With the greatest assureance of your prosperity I have the honor to be your ever sincere

G R Clark

NB Mr. Hurst the gentleman whome will hand you this letter is a young Lawyer from Vincennes, a Man of integrity and a good republican whom I beg leave to recommend to you.


RC (DLC); at foot of text: “Thomas Jefferson President of the United States”; endorsed by TJ as received 7 Jan. 1803 and so recorded in SJL.

Albemarle County native George Rogers Clark (1752–1818) gained lasting fame from his military achievements during the American Revolution, which secured Kentucky and the northwestern territories for the fledgling United States. TJ corresponded with him frequently during his governorship and held his “enterprizing and energetic genius” in high esteem. In 1783, TJ asked if Clark would be interested in leading an expedition to explore the lands between the Mississippi River and California but Clark declined, citing his financial situation. Following the war, Clark settled at Clarksville on the Ohio River opposite Louisville, where financial reverses and alcoholism left him destitute. It was his younger brother, William Clark, who joined Meriwether Lewis in 1803 for TJ’s long-sought western expedition (ANB description begins John A. Garraty and Mark C. Carnes, eds., American National Biography, New York and Oxford, 1999, 24 vols. description ends ; Vol. 3:292; Vol. 6:371; Vol. 15:609–10; Vol. 19:521).

letter from the secretary of war: in a 6 July 1802 letter to William Clark, Henry Dearborn wrote that it was the “desire of the President” that Clark provide a description of “the shore of the Mississippi at or near where your Brother General Clark erected a Fort in the course of our Revolutionary War.” Clark had inspected the site in 1795 and took notes of the visit.

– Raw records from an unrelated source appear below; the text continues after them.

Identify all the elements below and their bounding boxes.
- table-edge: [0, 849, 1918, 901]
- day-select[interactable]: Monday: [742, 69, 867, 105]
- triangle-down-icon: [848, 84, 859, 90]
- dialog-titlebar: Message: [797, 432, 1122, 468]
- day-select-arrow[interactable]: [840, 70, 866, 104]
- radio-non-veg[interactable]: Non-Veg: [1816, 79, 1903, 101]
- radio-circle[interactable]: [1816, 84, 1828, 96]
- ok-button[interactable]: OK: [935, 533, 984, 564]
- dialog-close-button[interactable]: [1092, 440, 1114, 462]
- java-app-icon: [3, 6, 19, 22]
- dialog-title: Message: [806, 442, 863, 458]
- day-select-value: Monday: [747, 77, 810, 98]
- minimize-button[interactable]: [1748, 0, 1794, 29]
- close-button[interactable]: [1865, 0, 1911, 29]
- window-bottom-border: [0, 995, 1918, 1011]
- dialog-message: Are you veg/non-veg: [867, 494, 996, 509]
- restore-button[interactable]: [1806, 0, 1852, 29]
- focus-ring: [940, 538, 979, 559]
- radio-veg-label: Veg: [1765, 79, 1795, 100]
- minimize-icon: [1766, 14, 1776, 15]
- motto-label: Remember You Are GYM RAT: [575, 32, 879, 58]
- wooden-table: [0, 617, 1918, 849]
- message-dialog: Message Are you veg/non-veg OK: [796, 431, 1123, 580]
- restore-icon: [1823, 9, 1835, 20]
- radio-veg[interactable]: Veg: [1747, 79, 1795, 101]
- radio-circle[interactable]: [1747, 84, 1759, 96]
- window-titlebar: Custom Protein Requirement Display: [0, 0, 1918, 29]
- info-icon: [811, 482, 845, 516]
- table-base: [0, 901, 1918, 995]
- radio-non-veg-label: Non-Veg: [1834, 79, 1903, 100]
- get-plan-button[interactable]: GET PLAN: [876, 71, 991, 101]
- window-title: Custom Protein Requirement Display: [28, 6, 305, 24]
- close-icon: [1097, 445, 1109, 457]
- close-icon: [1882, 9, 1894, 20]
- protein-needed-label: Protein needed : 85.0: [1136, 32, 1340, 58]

Dearborn asked Clark “to be as particular as you can from recollection” as to the fort’s distance below the mouth of the Ohio River and above the “Yellow or Iron Bank,” the composition and elevation of the land three or four miles inland from the Mississippi, the location of nearby streams or springs, and the composition of the shore and flats. Clark was also to offer opinions on the healthiness of the site and its potential for settlement and commerce, and to compare the general healthiness of the eastern bank of the Mississippi from the mouth of the Ohio and the yellow or iron bank “with the several posts, which have lately been occupied by our troops near the mouth of the Ohio” (DNA: RG 107, MLS; Jackson, Lewis and Clark description begins Donald Jackson, ed., The Letters of the Lewis and Clark Expedition, with Related Documents, 1783-1854, 2d ed., Urbana, Ill., 1978 description ends , 8n; Missouri Historical Society, Bulletin, 25 [1969], 283).

Named in TJ’s honor, fort jefferson was located on the eastern shore of the Mississippi River about five miles south from the mouth of the Ohio at a site chosen by George Rogers Clark. Built in 1780, the fort was abandoned the following year due to Indian attacks, desertions, and supply difficulties. Meriwether Lewis and William Clark visited the site in November 1803 (Gary E. Moulton, ed., Journals of the Lewis & Clark Expedition, 13 vols. [Lincoln, Neb., 1983–2001], 2:93–4; Vol. 3:278–9, 354–5; Vol. 4:188, 319–21).

Vincennes attorney and Virginia native Henry hurst was clerk of the Indiana Territory’s general court and a protégé of William Henry Harrison. He traveled to Washington in an unsuccessful attempt to secure appointment to the territorial judgeship vacated by the death of William Clarke, securing additional recommendations from Harry Innes and Benjamin Sebastian (Jackson, Lewis and Clark description begins Donald Jackson, ed., The Letters of the Lewis and Clark Expedition, with Related Documents, 1783-1854, 2d ed., Urbana, Ill., 1978 description ends , 8n; Andrew R. L. Cayton, Frontier Indiana [Bloomington, 1996], 232–3, 244; Innes to TJ, 13 Dec. 1802).